Structure of a Misleading Sales Pitch.
There was a rash of policyholder complaints regarding misleading sales practices. This has caused a growing number of class action suits against life insurance companies. The offending practices usually churn or twist their promises of “vanishing premiums”.
When a policyholder has been paying into a whole life insurance policy for a certain period of time, its cash value increases, which makes the policy a lot more valuable.
There are some deceitful life insurance agents who urge their customers to purchase a “new and improved policy” with their built-up cash. They say that this “new and improved” policy will have different payment schedule, different features, and more coverage.
Life insurance agents offer their customers a new policy with their build-up of cash, but what people don’t know is that the policy that they currently own might be even better than the one that they are offering.
While signing up for a new policy, you will go back to square one with your built-up cash value which will then be nothing. Basically, they want to trick you into buying a “better” policy so you could lose your build-up of cash. This practice, known as “churning” or “twisting”, is illegal and unethical, although, it is done.

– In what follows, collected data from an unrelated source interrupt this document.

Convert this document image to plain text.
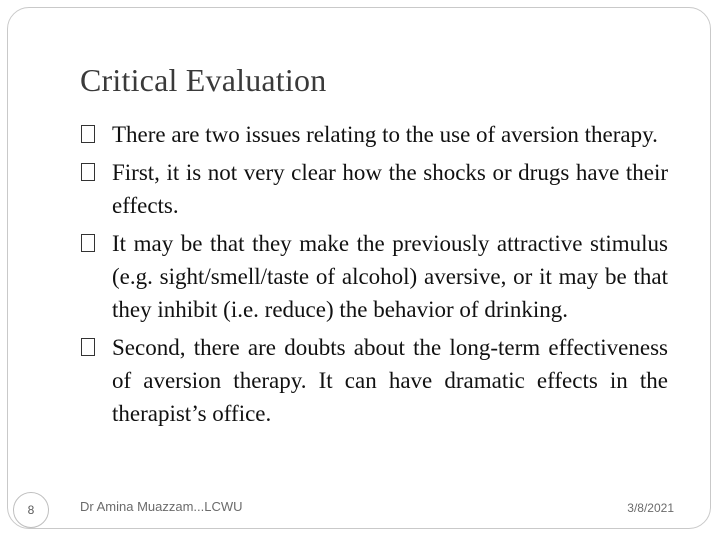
Critical Evaluation
There are two issues relating to the use of aversion therapy.
First, it is not very clear how the shocks or drugs have their effects.
It may be that they make the previously attractive stimulus (e.g. sight/smell/taste of alcohol) aversive, or it may be that they inhibit (i.e. reduce) the behavior of drinking.
Second, there are doubts about the long-term effectiveness of aversion therapy. It can have dramatic effects in the therapist’s office.
8	Dr Amina Muazzam...LCWU	3/8/2021
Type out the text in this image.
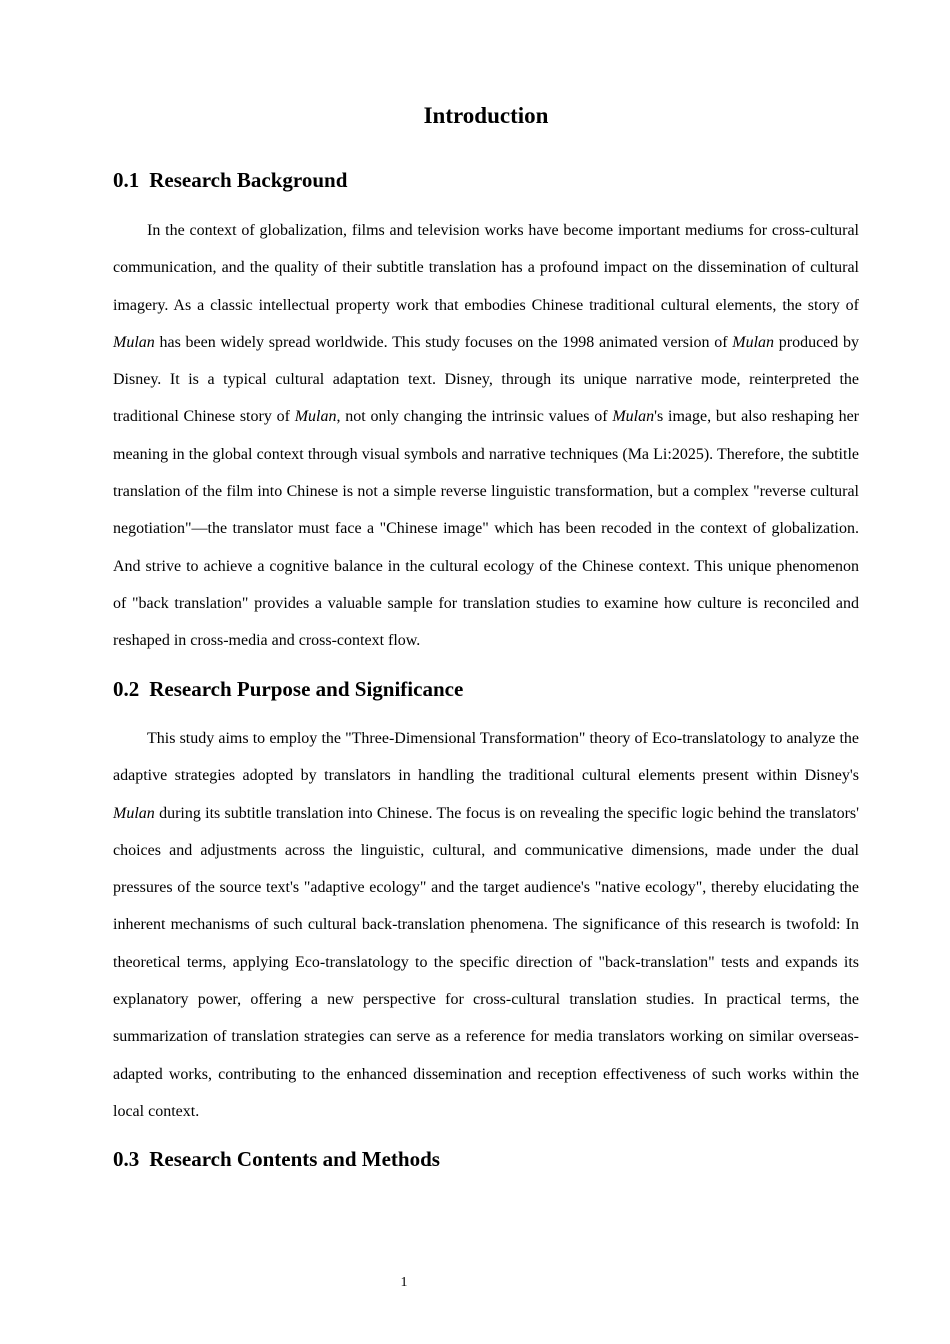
Introduction
0.1 Research Background

In the context of globalization, films and television works have become important mediums for cross-cultural communication, and the quality of their subtitle translation has a profound impact on the dissemination of cultural imagery. As a classic intellectual property work that embodies Chinese traditional cultural elements, the story of Mulan has been widely spread worldwide. This study focuses on the 1998 animated version of Mulan produced by Disney. It is a typical cultural adaptation text. Disney, through its unique narrative mode, reinterpreted the traditional Chinese story of Mulan, not only changing the intrinsic values of Mulan's image, but also reshaping her meaning in the global context through visual symbols and narrative techniques (Ma Li:2025). Therefore, the subtitle translation of the film into Chinese is not a simple reverse linguistic transformation, but a complex "reverse cultural negotiation"—the translator must face a "Chinese image" which has been recoded in the context of globalization. And strive to achieve a cognitive balance in the cultural ecology of the Chinese context. This unique phenomenon of "back translation" provides a valuable sample for translation studies to examine how culture is reconciled and reshaped in cross-media and cross-context flow.

0.2 Research Purpose and Significance

This study aims to employ the "Three-Dimensional Transformation" theory of Eco-translatology to analyze the adaptive strategies adopted by translators in handling the traditional cultural elements present within Disney's Mulan during its subtitle translation into Chinese. The focus is on revealing the specific logic behind the translators' choices and adjustments across the linguistic, cultural, and communicative dimensions, made under the dual pressures of the source text's "adaptive ecology" and the target audience's "native ecology", thereby elucidating the inherent mechanisms of such cultural back-translation phenomena. The significance of this research is twofold: In theoretical terms, applying Eco-translatology to the specific direction of "back-translation" tests and expands its explanatory power, offering a new perspective for cross-cultural translation studies. In practical terms, the summarization of translation strategies can serve as a reference for media translators working on similar overseas-adapted works, contributing to the enhanced dissemination and reception effectiveness of such works within the local context.

0.3 Research Contents and Methods
1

However, the customer doesn’t have to agree to this. As a matter of fact, the fallout from “twisting” isn’t immediately apparent. A customer doesn’t have to give away any money up front because the build-up of cash of the existing policy pays the preliminary premiums of the new one. When you do decide to use your cash value – it’s spent.
Jose Montemayor, a Texas insurance commissioner, says that “churning or twisting” profits insurance agents at your expense. They make money while you lose it. One of the major factors on purchasing an insurance policy is age.

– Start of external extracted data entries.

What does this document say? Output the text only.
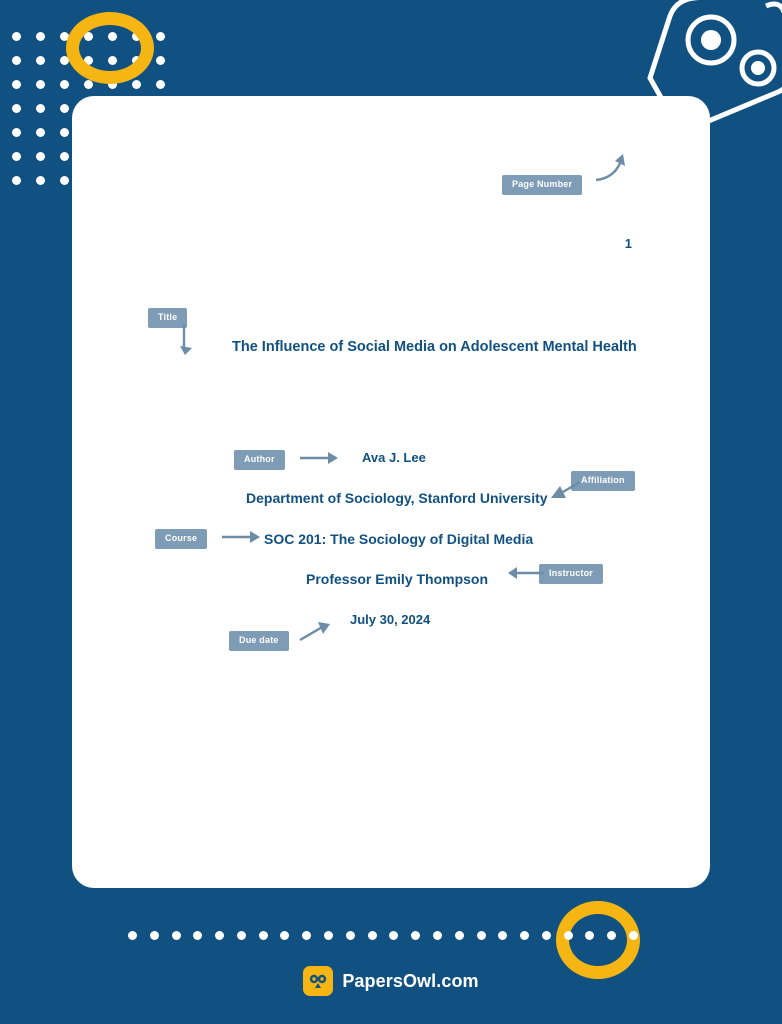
1
The Influence of Social Media on Adolescent Mental Health
Ava J. Lee
Department of Sociology, Stanford University
SOC 201: The Sociology of Digital Media
Professor Emily Thompson
July 30, 2024
Page Number
Title
Author
Affiliation
Course
Instructor
Due date
PapersOwl.com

Montemayor proclaims, “If you bought the original policy at an earlier age, the new policy might cost more and offer less coverage. In addition, if you should die during the first two years of a new policy, the insurance company can contest claims for the death benefits. Many companies pay larger commissions to agents for new policies than for renewals.”
Did you ever wonder how life insurance companies make their profit? They take the money they collect in premiums and invest it. In the case of permanent life insurance policies, companies then put some of those investment earnings back to the value of your policy.